Par acte de commissaire de justice en date du 03 décembre 2024 signifié à étude, Monsieur [X] [P] et Madame [T] [P] ont fait assigner Monsieur [G] [M] devant le juge des contentieux de la protection du Tribunal judiciaire de CHARTRES, statuant en référés, aux fins de voir, sur le fondement de l’article 24 de la loi du 06 juillet 1989 modifiée par la loi n°2014-366 du 24 mars 2014, ordonner : La résiliation du bail par application de la clause résolutoire conventionnellement insérée dans le bail pour défaut de paiement des loyers ;L’expulsion de Monsieur [G] [M] et de tous occupants de son chef, au besoin avec l’assistance de la force publique et l’assistance d’un serrurier ;La condamnation par provision de Monsieur [G] [M] au paiement de la somme de 5.533,89 euros, correspondant aux loyers et charges impayés, quittance du mois de novembre 2024 inclus, avec intérêts au taux légal à compter du commandement de payer en date du 27 juillet 2024 ;La condamnation par provision de Monsieur [G] [M] au paiement d’une indemnité d’occupation au moins égale au montant du loyer et charges en cours jusqu’à son départ effectif des lieux, soit la somme de 800,87 euros ;La condamnation de Monsieur [G] [M] au paiement des dépens ;La condamnation de Monsieur [G] [M] au paiement de la somme de 500 euros sur le fondement de l’article 700 du code de procédure civile. L’affaire a été appelée à l’audience du 04 mars 2025.

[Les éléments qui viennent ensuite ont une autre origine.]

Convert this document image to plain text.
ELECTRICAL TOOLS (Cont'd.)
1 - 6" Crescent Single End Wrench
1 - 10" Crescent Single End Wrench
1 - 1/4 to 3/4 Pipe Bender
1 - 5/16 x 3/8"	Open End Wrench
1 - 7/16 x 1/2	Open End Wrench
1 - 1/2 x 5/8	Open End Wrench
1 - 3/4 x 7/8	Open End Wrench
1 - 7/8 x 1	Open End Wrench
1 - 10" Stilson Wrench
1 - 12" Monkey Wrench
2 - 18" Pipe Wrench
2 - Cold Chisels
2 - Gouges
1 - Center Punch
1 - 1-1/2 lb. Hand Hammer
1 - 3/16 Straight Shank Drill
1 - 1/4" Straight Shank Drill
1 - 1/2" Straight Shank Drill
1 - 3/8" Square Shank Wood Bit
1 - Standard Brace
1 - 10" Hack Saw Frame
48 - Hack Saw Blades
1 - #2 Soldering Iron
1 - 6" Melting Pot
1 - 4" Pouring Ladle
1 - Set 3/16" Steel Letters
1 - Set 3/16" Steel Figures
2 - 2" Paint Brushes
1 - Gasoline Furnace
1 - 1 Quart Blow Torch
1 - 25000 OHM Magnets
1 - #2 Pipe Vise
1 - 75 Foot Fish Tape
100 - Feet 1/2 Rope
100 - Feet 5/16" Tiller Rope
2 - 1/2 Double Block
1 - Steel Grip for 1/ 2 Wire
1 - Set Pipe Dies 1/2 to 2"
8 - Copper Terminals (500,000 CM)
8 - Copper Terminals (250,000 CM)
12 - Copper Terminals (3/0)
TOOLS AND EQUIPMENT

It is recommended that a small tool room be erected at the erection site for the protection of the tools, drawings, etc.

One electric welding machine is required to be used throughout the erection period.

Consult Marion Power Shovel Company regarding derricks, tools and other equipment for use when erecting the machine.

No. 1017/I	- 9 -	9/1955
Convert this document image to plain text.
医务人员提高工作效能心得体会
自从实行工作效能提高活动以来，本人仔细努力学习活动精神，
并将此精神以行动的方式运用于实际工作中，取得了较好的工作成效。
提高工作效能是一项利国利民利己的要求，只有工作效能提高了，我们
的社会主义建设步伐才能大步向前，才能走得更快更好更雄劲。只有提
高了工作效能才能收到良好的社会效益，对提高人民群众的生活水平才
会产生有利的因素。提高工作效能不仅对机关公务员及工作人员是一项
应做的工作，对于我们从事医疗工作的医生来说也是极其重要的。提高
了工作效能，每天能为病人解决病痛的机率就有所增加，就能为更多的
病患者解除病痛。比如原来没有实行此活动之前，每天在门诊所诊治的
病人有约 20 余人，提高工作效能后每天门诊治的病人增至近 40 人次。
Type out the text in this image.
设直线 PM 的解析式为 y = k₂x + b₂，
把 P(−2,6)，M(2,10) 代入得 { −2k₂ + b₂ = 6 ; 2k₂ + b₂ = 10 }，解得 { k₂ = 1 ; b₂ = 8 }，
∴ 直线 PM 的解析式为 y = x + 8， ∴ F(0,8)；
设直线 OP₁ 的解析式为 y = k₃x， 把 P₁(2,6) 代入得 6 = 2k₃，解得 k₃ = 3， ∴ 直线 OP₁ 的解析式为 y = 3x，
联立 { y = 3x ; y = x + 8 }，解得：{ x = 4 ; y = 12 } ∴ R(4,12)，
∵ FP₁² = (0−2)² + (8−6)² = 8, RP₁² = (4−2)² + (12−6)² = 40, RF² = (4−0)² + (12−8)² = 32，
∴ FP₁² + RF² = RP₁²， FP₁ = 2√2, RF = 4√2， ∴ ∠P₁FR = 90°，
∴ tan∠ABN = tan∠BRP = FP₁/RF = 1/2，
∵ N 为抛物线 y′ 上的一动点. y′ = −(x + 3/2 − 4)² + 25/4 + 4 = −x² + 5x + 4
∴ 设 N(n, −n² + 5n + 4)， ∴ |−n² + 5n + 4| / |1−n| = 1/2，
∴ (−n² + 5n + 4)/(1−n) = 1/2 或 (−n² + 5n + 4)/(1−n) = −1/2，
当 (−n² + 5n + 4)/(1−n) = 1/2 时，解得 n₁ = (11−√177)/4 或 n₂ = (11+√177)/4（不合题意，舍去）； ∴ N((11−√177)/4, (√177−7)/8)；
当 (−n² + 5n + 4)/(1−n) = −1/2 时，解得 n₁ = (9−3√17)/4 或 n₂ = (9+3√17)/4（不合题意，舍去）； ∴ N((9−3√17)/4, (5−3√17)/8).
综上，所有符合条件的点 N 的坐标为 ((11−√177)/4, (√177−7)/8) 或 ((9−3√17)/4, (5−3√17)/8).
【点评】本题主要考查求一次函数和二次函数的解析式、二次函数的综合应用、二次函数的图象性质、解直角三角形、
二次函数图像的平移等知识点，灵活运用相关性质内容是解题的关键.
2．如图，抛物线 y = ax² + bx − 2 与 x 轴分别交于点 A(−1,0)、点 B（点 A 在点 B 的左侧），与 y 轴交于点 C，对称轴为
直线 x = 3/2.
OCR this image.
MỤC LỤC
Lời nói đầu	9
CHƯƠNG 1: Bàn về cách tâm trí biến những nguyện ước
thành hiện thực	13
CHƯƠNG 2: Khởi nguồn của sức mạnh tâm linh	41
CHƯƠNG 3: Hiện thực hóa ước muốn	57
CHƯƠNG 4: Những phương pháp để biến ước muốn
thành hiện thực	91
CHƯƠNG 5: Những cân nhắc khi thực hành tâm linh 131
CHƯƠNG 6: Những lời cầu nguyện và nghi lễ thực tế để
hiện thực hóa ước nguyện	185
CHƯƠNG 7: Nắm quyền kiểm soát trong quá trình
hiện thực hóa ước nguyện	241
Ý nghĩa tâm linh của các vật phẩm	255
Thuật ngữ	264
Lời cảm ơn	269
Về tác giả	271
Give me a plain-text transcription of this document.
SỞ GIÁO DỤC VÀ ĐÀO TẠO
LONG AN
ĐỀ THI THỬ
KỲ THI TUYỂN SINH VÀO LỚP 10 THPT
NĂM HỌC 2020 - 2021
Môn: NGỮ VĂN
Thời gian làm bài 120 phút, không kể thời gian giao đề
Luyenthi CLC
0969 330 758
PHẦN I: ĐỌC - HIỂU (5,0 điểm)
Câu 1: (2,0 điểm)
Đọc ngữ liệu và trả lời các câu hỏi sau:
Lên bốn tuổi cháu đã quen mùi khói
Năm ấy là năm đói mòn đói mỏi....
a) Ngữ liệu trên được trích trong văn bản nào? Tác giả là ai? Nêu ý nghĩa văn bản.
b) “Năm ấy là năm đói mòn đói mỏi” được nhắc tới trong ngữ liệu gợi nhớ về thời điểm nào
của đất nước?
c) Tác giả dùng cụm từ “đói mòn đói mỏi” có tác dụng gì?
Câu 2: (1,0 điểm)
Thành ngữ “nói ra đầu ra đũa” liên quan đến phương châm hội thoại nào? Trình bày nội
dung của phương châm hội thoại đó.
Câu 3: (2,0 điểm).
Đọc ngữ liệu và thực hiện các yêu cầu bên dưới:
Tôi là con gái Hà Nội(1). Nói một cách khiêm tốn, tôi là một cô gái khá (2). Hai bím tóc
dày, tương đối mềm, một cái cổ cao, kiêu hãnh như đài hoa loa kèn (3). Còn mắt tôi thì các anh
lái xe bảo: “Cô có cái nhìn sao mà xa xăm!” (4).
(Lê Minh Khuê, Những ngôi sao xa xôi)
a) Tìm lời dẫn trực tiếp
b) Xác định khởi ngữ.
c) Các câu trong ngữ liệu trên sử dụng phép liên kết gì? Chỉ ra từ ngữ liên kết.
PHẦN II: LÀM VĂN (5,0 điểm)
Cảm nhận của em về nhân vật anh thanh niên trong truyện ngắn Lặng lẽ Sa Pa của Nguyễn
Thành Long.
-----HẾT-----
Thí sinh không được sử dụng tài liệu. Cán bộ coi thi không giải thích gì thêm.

A l’audience, Monsieur [X] [P] et Madame [T] [P], représentés par leur avocat, sollicitent du tribunal le bénéfice de leur acte introductif d’instance, en actualisant leur demande principale en paiement à la somme de 6.920,40 euros, échéance du mois de mars 2025 incluse. Ils indiquent être retraités et être opposés à des délais, en ce que le loyer qu’ils perçoivent pour la location de leur bien immobilier constitue pour eux un complément de revenus nécessaire.
En défense, Monsieur [G] [M], qui comparait personnellement, sollicite du tribunal des délais afin de pouvoir solder sa dette locative.
Au soutien de sa demande, il indique avoir retrouvé un emploi depuis le mois de décembre 2024 et avoir repris le paiement du loyer au mois de janvier 2025. Il précise percevoir 1.600 euros par mois. Il ne conteste pas le montant de la dette locative et propose de verser 200 euros par mois en sus du loyer courant afin d’apurer cette dette.